Après-coup
DELERM GAGNE ÊTRE VU.
Delerm tel qu’en lui-même, fidèle à son personnage. Sur la scène du Cadran, le bobo cher à Renaud a convoqué Fanny Ardant, Jean-Louis Trintignant, Shakespeare, Tracy Chapman, sa prof du lycée Fresnel et les filles nées en 1973. Le temps d’un spectacle tantôt intimiste, tantôt paré d’accents ragtime… mais jamais dénué d’autodérision. Car l’artiste sait échapper à sa caricature, celle de l’intello sérieux qui plonge aux sources de l’enfance et de l’adolescence pour se bâtir un répertoire. « La vie devant soi » a-t-il murmuré aux oreilles de ses parents, venus en voisins de Beaumont-le-Roger ; les traumas des amours évaporées a-t-il pianoté, accompagné de son fidèle trompettiste. Pourtant, son dernier album s’intitule Comme s’il voulait définitivement tourner le dos à la mélancolie et la nostalgie, deux états d’âme scénarisés en noir et blanc : sur l’écran des souvenirs, défilent les anniversaires dans la neige de Beaumont, les coupures de journaux relatant les premières envolées sportives sous les couleurs du CS Beaumontais, les leçons de piano sous le toit familial.
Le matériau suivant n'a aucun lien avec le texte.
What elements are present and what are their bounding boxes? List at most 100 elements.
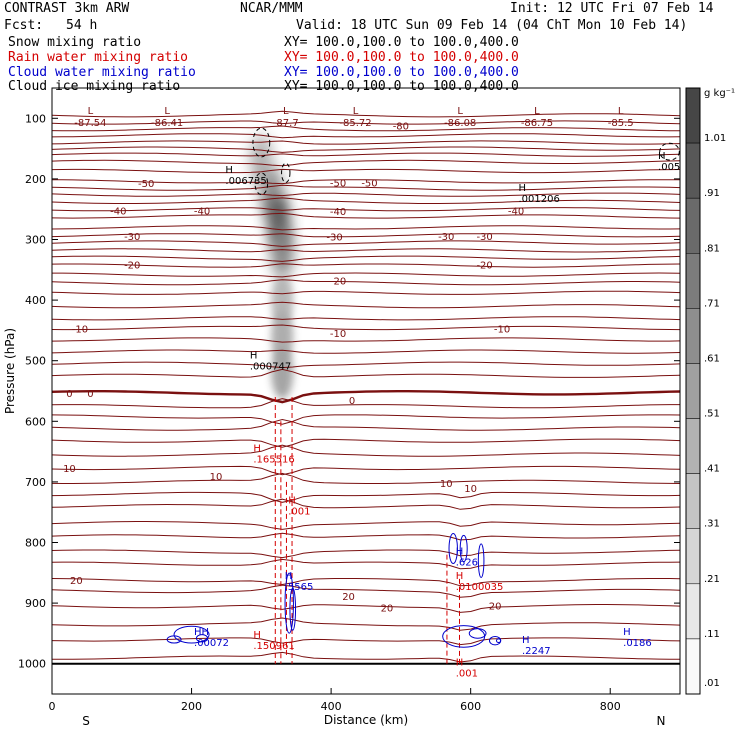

Puis l’émancipation du côté de la fac de Rouen, avec un jeune homme partagé entre musique, tendance new-wave, et théâtre. Ces chroniques de la vie ordinaire, dont on devine qu’elles recèlent leur lot de «trahisons» amoureuses, Vincent Delerm les détourne à la manière d’un Modiano ou d’un Truffaut : avec pudeur et discrétion. Mais la réserve n’exclut pas la fantaisie ou la complicité. « C’est le feu au Cadran » ou l’art de se mettre le public dans la poche. Car il suffit d’un clin d’oeil ou d’un trait d’esprit pour relancer une partition parfois somnolente, comme une tisane au coin de l’âtre. Le feu crépite, l’auteur-compositeur-interprète souffle sur les braises, la chaleur gagne les premiers rangs… et la magie opère à nouveau. Toujours en équilibre sur le fil du partage, de la tendresse et de la mélancolie, ce grand sentimental qu’est Vincent Delerm gagne à être vu… A.G.